Question 6 (5*3=15 points) To access data from a typical DRAM, we first have to activate the appropriate row. Assume that this brings an entire page of size 4KB to the row buffer. Then we select a particular column from the row buffer. If subsequent accesses to the DRAM are to the same page, then we can skip the activation step; otherwise, we have to close the current row and precharge the bitlines for the next activation. Another DRAM popular policy is to proactively close a row and precharge the bitlines as soon as an access is over. For this question, assume that it takes 12 cycles to close a row and precharge, 8 cycles to activate a row and 2 cycles to read a column. (a) Complete the following assuming that the DRAM is lightly accessed (accesses are separated by tens of cycles): a. Access time for closed row policy is open new row + column access = 10 b. Access time for open row policy in case of a row buffer hit is column access = 2 c. Access time for open row policy in case of a row buffer miss is close old row + open new row + column access = 22 (b) For what values of the row buffer hit rate, r, would you chose the open row policy if accesses are separated by at least 25 cycles?

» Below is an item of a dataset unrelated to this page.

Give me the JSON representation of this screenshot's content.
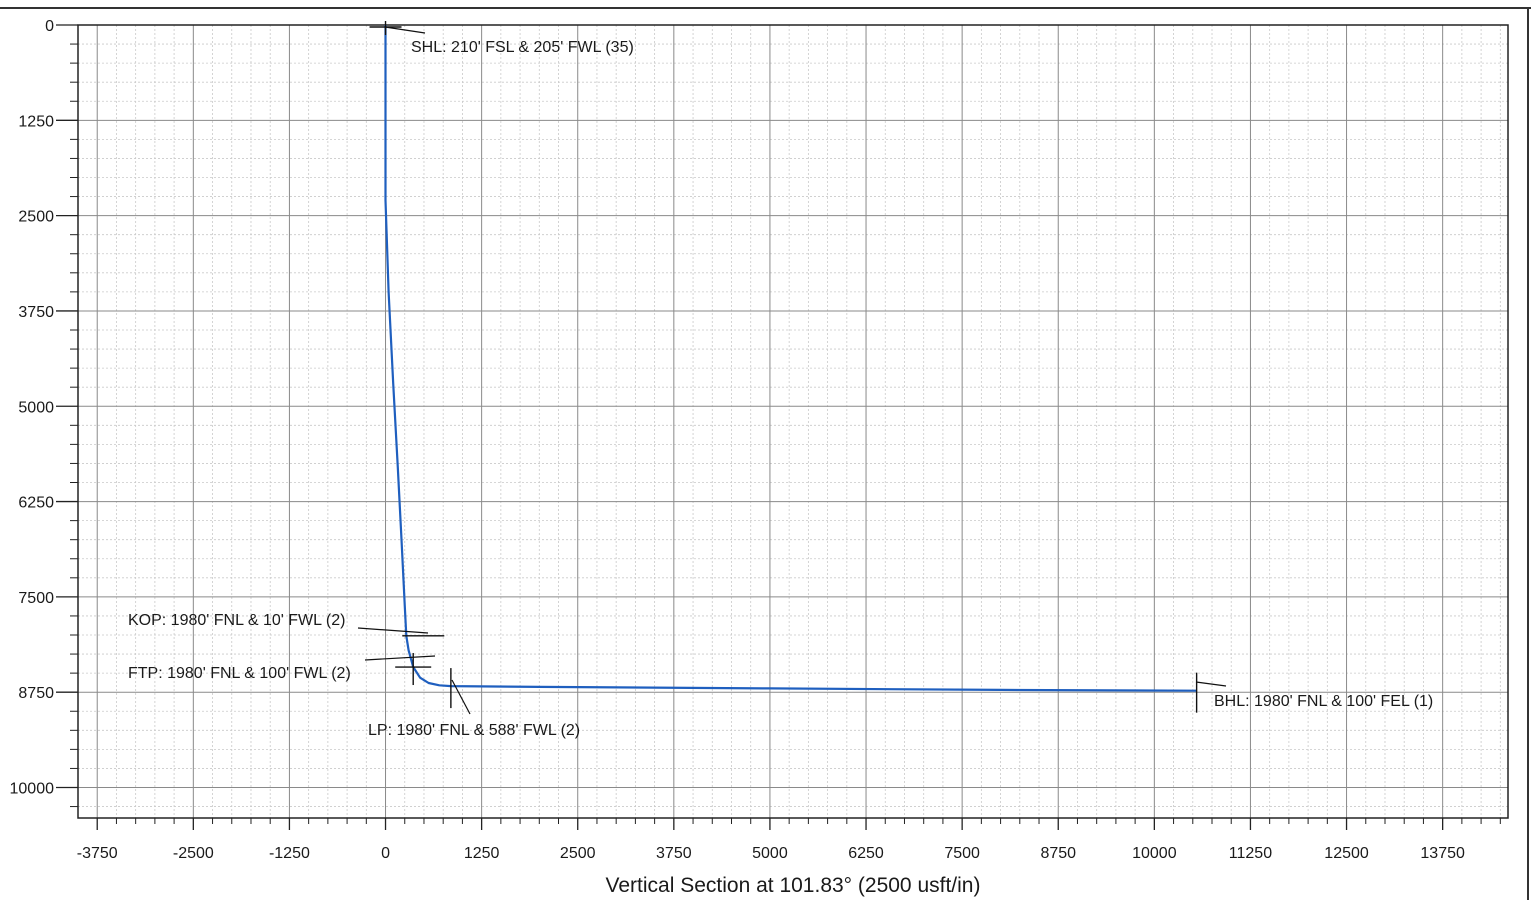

If 2r + 22 (1-r) < 10 that is if r > 12/20 = 60% (c) How will your answer to part b change if the memory is accessed very heavily (an access to a bank is initiated as soon as the memory bank is not busy)? In this case, the access time for the closed row policy will be 22 since each access will have to wait until the row for the previous access is closed. Hence, the open row policy is always better.

Question 7 (6+6+3=15 points): Consider the multiplication of two 100x100 matrices on a system with a 64KB fully associative cache and 32B blocks (4 words, each 8 bytes). Answer the following assuming row-wise allocation and noting that 100*100*8 80KB is needed to store a 100 x 100 matrix. (a) When executing the following code for (i = 0 ; i < 100 ; i++) for (j = 0 ; j < 100 ; j ++) { r = 0; for (k = 0; k < 100; k++) r = r + A[i][k]*B[k][j]; C[i][j] = r; }; the average miss rate when accessing the elements of A is 0.25% the average miss rate when accessing the elements of B is 25% (b) When executing the following code, which computes two rows of C in each iteration of the outer loop for (i = 0 ; i < 100 ; i=i+2) for (j = 0 ; j < 100 ; j ++) { r1 = 0 ; r2 = 0 ; for (k = 0; k < 100; k++) { r1 = r1 + A[i][k]*B[k][j]; r2 = r2 + A[i+1][k]*B[k][j]; } C[i][j] = r1; C[i+1][j] = r2; }; the average miss rate when accessing the elements of A is 0.25% the average miss rate when accessing the elements of B is 12.5% (c) It is possible to generalize the code in (b) so that m rows of C are computed in each iteration of the outer loop, where m is one of 4, 5, 10, 20, 25 or 50. What value of m would you use to obtain the lowest average cache miss rate of A and B (you do not have to write the code for that generalization also you may ignore the miss rate for C)? You need to give a good reason for your answer. 800 bytes are needed to store one row of A (or column of B). Hence, the 64KB cache can hold 80 rows/columns of A/B. Hence, I would use m = 25 since it is the largest value such that the cache can hold m rows of A and m column of B. This will keep the average miss rate of A at 0.25% and reduce the miss rate for B by a factor of 25 (to 25% / 25 = 1%).